Prasarn Trairatvorakul said the Bank of Thailand (BoT) must closely monitor the baht’s movement given the volatile money market, both domestic and international.
He gave reassurances that the MPC does not feel uneasy regarding the policy interest rate as its decision is based on relevant and rational information.
The central bank has not intervened in the currency movement, he emphasised.
The Kasikorn Research Centre predicted that the MPC will probably reduce the policy rate by 0.25 per cent, indicating that the Thai economic slowdown has become an immediate problem that needs to be solved amid global economic risks, but said inflation is not a concern.
If the MPC reduces the interest rate, the government may have to adopt macro prudential measures to prevent bubble risks, the centre said.

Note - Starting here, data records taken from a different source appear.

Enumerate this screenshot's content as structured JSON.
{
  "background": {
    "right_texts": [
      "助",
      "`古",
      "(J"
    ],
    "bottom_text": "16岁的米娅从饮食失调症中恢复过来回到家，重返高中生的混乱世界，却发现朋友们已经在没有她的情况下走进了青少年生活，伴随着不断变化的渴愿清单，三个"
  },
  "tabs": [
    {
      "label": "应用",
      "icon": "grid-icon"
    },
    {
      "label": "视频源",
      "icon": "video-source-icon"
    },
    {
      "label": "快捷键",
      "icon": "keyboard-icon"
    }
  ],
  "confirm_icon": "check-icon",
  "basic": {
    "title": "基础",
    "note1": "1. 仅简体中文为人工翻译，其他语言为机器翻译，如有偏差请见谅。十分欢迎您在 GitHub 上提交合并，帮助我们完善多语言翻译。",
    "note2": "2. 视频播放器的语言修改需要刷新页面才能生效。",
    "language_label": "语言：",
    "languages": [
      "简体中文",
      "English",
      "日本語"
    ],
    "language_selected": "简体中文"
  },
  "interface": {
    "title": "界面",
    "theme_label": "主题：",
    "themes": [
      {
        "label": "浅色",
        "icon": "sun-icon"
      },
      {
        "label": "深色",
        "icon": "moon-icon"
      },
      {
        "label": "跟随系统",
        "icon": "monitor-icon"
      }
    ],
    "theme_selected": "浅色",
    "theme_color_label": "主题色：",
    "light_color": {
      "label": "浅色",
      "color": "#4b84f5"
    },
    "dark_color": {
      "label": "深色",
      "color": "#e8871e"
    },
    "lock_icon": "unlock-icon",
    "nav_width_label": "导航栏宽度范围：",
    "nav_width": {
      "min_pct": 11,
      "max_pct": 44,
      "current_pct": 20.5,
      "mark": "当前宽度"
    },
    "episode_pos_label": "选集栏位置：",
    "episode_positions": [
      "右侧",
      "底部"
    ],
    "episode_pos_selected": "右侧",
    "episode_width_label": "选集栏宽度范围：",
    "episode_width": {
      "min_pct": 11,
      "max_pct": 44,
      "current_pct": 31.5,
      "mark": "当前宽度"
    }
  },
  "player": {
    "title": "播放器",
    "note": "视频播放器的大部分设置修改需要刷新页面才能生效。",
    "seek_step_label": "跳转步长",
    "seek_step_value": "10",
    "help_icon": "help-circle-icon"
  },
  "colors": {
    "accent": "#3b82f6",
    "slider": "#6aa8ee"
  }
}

Pongsak Assakul, senior president of the Thai Chamber of Commerce, said the private sector will leave the interest rate decision to the MPC but “we merely want the exchange rate to be rather stable and not too strong as it was last month.”
The central bank should see to it that the baht moves in accord with regional currencies, he said, adding that the baht movement at Bt29-30 against the dollar is acceptable.
The Commerce Ministry’ export target at 7-7.5 per cent is achievable if the baht moves in tandem with regional currencies, he said.